#Boneghazi: Tumblr Is Exploding Over a Self-Proclaimed Thief of Human Remains
Bones for sale.
On Dec. 12, a New Orleans resident who goes by Ender Darling on Facebook posted something outrageous: About once a month, Darling was visiting the nearby Holt Cemetery, where excess rainwater washes poorly buried bones to the surface, and taking human remains. Darling was purportedly using the remains "for curse work and general spells that require bone." Why human bones? Darling can "relate and work with the energy they carry, if that makes any sense," they said.
The massive online outcry started with the locals. Taking bones from a cemetery is a misdemeanor in New Orleans, but selling them is another story. About an hour after Darling offered to mail remains to anyone interested in exchange for shipping costs, another New Orleans resident lashed out on Facebook with the line "Anyone know this little shithead?"
That post then made its way to a Tumblr call-out post, where the spark of outrage and wonder hit the kindling of the viral Internet. The post currently has more than 31,000 notes. Throughout Thursday night and into the morning, Tumblr's masses generated a wealth of memes, circulating them rapidly in shared disgust, shock, delight and awe.
The community has already dubbed the bone theft the "last big meme of 2015."

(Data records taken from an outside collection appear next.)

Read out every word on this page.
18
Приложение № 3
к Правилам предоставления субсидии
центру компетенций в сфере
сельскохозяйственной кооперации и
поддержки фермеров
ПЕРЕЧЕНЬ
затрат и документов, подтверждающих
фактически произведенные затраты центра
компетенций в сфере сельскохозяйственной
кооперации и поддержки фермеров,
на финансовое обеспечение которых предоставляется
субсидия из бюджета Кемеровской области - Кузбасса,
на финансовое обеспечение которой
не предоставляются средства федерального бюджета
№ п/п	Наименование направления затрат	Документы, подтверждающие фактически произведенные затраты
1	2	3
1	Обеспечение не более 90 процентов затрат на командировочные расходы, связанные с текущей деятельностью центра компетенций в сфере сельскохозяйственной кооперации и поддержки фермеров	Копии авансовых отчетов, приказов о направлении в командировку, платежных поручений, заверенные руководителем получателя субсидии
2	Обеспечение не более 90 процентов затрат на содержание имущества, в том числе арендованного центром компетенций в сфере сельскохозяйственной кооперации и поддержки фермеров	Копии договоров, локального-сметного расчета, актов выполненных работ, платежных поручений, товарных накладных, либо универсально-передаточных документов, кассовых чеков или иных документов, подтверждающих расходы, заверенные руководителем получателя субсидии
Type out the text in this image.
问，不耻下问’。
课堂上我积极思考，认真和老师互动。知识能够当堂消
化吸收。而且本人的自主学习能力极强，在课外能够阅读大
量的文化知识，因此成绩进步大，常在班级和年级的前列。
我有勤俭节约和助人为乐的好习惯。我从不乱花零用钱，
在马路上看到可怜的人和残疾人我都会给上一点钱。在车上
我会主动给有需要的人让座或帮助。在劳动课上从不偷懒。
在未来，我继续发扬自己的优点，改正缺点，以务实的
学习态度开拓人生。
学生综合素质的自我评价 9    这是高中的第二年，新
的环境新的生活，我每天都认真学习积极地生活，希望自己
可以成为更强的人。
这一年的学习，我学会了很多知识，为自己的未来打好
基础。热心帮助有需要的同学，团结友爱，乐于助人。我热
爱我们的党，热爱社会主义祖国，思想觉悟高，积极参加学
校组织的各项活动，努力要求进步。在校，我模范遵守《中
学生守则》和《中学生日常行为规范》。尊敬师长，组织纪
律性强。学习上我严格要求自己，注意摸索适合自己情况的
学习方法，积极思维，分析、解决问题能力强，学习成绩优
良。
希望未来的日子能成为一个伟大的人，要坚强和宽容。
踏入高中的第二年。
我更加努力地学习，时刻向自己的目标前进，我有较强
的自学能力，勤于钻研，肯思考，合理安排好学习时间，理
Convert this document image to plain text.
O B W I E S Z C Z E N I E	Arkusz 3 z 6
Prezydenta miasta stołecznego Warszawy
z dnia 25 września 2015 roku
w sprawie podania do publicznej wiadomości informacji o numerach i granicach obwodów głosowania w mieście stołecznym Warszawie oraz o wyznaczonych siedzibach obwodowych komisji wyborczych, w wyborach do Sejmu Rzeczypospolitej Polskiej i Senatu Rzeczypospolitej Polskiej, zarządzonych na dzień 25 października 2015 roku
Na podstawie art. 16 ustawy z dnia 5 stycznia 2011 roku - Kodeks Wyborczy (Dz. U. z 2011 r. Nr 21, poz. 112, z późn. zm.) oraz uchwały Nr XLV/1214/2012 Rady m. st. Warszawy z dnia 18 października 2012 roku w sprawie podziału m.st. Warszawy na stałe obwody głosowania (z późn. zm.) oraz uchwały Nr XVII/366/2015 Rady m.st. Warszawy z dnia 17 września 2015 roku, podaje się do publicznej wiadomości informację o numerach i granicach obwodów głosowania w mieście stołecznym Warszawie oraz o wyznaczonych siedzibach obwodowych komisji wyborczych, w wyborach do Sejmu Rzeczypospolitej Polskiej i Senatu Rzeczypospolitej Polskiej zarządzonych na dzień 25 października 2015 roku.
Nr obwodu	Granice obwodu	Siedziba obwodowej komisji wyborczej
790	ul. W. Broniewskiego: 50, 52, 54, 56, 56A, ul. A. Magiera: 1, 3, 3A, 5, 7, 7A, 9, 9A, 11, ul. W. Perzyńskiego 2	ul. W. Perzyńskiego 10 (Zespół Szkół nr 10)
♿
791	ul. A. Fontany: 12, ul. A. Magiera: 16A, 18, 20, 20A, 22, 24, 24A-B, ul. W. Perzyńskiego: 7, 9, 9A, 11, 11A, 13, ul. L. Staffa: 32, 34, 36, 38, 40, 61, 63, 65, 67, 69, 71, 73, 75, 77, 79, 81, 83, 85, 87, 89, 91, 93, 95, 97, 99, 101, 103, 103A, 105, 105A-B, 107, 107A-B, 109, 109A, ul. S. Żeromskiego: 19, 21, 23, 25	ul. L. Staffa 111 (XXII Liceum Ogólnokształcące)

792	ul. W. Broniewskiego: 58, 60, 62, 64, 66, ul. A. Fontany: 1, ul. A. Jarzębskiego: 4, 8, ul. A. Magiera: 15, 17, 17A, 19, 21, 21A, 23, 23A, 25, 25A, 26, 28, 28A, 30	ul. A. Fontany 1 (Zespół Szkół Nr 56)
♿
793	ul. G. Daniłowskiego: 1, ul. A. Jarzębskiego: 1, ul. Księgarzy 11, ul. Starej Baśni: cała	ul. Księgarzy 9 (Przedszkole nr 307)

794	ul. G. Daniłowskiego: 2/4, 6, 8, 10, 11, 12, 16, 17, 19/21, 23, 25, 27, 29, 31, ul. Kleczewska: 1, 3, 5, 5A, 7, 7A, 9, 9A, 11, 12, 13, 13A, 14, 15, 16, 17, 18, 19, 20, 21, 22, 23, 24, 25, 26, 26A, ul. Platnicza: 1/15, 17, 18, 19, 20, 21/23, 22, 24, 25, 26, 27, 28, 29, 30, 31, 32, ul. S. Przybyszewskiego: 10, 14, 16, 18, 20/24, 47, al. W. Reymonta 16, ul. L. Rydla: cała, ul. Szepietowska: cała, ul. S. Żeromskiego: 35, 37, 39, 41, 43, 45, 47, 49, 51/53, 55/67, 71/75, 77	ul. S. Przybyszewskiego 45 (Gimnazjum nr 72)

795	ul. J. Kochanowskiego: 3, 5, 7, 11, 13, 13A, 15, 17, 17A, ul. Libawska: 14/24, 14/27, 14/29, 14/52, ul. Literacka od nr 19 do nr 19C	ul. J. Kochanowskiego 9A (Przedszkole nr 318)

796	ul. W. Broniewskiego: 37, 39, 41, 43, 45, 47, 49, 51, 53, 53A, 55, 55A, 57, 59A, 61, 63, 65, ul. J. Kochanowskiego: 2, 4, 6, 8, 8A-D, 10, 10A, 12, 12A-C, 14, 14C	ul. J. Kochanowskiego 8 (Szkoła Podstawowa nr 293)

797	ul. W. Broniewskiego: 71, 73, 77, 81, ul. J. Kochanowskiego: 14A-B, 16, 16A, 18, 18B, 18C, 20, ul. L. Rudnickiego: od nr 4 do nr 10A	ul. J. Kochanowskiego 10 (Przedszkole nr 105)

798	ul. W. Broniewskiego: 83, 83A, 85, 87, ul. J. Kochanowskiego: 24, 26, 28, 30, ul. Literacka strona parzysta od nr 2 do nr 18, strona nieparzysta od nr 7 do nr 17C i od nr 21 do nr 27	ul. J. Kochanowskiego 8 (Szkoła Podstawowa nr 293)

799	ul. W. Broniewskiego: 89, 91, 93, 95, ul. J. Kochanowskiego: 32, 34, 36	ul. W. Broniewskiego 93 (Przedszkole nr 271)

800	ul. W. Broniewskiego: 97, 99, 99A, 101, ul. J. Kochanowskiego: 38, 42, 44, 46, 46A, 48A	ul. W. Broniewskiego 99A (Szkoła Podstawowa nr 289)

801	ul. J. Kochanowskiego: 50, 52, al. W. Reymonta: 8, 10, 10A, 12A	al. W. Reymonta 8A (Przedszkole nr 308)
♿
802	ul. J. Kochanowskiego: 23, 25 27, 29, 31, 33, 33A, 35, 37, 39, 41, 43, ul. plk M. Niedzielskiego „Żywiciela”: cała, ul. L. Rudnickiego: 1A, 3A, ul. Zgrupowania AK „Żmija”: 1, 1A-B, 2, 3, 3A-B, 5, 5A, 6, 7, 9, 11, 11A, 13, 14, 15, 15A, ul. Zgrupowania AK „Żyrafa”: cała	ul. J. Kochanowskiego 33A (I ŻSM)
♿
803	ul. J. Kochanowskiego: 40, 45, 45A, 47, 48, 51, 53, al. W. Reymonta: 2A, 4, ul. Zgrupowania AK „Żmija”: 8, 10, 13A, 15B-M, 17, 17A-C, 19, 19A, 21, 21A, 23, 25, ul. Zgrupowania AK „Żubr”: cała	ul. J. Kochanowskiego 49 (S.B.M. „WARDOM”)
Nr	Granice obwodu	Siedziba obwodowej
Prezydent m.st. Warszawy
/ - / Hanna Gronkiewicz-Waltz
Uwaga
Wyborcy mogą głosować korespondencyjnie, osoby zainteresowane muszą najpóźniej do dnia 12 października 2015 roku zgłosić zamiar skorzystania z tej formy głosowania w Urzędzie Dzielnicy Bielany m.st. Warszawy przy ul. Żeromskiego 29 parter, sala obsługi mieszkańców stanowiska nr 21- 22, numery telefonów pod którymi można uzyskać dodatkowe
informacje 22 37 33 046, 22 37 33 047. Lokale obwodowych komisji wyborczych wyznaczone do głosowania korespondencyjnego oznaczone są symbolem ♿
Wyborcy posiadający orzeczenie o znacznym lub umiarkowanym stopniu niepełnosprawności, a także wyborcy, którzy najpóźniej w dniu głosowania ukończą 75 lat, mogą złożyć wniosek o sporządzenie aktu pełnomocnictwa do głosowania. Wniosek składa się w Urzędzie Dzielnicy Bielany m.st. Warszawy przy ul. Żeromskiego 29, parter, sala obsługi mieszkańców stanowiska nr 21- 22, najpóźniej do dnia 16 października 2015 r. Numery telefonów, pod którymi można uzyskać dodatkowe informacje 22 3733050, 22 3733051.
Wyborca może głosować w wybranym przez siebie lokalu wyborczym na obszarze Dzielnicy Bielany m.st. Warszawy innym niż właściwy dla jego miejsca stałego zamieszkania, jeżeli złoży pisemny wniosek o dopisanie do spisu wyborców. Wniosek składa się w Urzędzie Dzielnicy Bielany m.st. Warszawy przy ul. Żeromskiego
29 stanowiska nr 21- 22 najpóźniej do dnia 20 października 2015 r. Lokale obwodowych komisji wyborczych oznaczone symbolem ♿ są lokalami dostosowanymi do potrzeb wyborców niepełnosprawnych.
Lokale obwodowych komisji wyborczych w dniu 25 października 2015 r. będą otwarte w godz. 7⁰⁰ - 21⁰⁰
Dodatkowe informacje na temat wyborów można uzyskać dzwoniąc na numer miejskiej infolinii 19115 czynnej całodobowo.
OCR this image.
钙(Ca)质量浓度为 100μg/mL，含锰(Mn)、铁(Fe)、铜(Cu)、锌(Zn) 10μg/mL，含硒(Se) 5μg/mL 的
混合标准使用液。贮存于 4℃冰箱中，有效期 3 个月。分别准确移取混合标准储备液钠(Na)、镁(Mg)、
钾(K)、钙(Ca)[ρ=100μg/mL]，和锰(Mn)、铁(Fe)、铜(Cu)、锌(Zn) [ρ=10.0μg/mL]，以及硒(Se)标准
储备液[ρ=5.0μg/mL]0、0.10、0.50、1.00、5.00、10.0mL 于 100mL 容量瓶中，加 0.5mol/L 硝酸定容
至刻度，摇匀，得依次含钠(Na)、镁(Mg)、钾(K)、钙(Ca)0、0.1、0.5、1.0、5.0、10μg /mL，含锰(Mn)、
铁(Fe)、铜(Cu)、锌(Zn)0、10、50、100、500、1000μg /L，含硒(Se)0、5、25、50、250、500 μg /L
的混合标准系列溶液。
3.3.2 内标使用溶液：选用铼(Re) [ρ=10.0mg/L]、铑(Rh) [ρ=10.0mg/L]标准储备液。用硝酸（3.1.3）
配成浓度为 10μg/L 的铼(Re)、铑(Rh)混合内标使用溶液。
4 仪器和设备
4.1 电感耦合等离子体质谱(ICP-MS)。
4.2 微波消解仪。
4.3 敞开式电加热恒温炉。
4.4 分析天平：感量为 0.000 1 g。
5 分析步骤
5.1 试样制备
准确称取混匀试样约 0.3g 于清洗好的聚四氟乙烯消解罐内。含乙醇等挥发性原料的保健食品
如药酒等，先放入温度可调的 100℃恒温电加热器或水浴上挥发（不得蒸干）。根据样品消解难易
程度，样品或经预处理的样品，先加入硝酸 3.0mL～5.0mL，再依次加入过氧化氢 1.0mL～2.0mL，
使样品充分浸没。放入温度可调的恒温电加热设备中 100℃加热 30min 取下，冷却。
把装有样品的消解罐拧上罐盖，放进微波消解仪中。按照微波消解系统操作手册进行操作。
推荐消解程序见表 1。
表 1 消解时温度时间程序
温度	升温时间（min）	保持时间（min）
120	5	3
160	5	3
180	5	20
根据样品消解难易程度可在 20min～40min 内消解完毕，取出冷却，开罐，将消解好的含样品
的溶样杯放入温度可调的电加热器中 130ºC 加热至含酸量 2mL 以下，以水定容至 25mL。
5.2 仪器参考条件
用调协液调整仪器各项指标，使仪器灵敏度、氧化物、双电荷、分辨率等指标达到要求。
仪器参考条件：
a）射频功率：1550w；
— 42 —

BuzzFeed's Cates Holderness, who first brought the story to Mic's attention, is calling the furor Boneghazi.
Meanwhile, people who practice Wicca are cautioning against misunderstanding and consternation. "I don't use human bones in my craft so please don't hate me and stuff," one user, rexbosworth, wrote.
Of course, what's lost in this discussion is the endemic cause of the sudden availability of bones: the class privileges of being buried above ground. As Ender Darling points out in her initial Facebook post, Holt Cemetery is referred to by the locals as the "Poor Man's Graveyard": The reason these bones are swept up by surface runoff is because many families of the deceased couldn't afford more protective burial procedures.
The text of the entire Facebook post is here:
About twenty minutes from my house in New Orleans is what we call the poor man's graveyard. Most graveyards around here are full of above ground greaves because we live in a fish bowl. But there happens to be a graveyard where its all in ground graves. Those those of us who are too poor to afford above ground burial.
We have reached out to potentially pseudonymous Ender Darling, and will update this story if we hear back.